Pero nada de eso. Resulta que Groenlandia se ha convertido en un tema mundial de primer orden desde el momento en que el temerario presidente estadounidense ha puesto sus ojos en la isla. Una isla de la que, hasta el momento, mucha gente ignoraba todo, incluso que perteneciera a Dinamarca y, por tanto, a Europa y la Unión Europea.
También hasta hace un tiempo hubiera resultado inconcebible que un dirigente de una potencia mundial teóricamente democrática como Estados Unidos afirmara sin despeinarse -y eso que tiene mérito con el tupé que se gasta- que quería un territorio y lo iba a conseguir “por las buenas o por las malas”. Pero con este personaje todo es posible, visto lo visto. Y según parece, Venezuela no es más que el primer paso.
Los groenlandeses que, aunque no son muchos, existen y tendrían que ser oídos, no han tardado en manifestar que no quieren ser norteamericanos.

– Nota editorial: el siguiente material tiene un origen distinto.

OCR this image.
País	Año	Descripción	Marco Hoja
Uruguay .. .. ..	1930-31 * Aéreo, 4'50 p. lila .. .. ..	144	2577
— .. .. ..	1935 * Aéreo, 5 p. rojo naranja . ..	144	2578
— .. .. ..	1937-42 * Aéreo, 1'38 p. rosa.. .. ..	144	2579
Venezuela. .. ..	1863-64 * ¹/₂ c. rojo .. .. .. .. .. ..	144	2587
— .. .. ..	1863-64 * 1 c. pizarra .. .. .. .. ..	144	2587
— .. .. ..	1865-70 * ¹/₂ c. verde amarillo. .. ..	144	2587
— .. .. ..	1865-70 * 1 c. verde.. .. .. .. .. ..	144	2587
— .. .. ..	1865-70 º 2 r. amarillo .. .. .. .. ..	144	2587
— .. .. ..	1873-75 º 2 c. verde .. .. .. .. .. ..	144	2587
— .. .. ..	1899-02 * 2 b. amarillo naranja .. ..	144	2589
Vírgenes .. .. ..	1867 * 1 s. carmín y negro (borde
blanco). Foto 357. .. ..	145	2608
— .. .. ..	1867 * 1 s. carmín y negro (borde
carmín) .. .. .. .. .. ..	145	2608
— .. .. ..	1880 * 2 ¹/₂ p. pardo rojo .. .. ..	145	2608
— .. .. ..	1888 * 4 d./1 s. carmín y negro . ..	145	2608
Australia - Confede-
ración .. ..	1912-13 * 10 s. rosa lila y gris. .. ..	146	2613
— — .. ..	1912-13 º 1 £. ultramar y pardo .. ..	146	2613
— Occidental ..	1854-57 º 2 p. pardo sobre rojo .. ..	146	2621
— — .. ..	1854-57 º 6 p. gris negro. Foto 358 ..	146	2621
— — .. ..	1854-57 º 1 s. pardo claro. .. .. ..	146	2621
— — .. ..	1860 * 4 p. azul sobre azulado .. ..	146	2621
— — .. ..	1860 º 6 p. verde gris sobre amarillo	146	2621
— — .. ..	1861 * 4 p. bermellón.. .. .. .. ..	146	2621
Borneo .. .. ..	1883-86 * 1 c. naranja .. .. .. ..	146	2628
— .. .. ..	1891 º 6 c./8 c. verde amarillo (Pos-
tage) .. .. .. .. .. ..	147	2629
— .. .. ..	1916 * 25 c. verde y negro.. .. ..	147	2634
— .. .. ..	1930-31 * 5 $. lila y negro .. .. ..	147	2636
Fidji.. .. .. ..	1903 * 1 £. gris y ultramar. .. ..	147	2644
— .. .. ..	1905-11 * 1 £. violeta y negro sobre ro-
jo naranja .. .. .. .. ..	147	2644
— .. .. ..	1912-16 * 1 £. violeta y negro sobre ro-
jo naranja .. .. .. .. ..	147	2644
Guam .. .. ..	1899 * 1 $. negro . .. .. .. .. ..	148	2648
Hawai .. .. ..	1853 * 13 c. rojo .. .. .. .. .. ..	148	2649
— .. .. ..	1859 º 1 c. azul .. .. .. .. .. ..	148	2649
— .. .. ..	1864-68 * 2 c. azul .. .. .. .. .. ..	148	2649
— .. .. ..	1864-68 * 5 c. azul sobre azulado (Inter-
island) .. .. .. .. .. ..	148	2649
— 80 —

Y no me extraña. Y no solo porque a día de hoy no parece apetecible pertenecer a un país con un dirigente capaz de todo, sino porque no se puede cambiar la nacionalidad de una población sin contar con ella, ni con el país del que forma parte el territorio.
Lo malo es que Trump está empeñado en quedarse la isla como un niño consentido quiere un juguete y no sé si la comunidad internacional tiene fuerza y medios para impedirlo. Lo que está claro es que el Derecho Internacional, que hasta ahora actuaba como salvaguarda de un mínimo de seguridad jurídica mundial, está haciendo aguas. Unas aguas que ya se veían en Ucrania y Gaza y que ahora ya son difíciles de contener. Y eso da miedo, muchísimo miedo.
No sé si habré dedicar mis próximos textos a México, Colombia, Cuba, o cualquier otro sitio donde el presidente americano haya puesto su diana, porque es evidente que ni tiene límite, ni hay nadie que quiera o pueda ponérselo. Lo que está claro es que nada volverá a ser igual en el ámbito internacional, y que, si no se pone freno, cada día seremos más débiles y estaremos más expuestos.
Lo peor es que sigo preguntándome que serán “las buenas” o “las malas” a que alude Trump en su propósito de quedarse Groenlandia. Y, la verdad, no sé si quiero saberlo.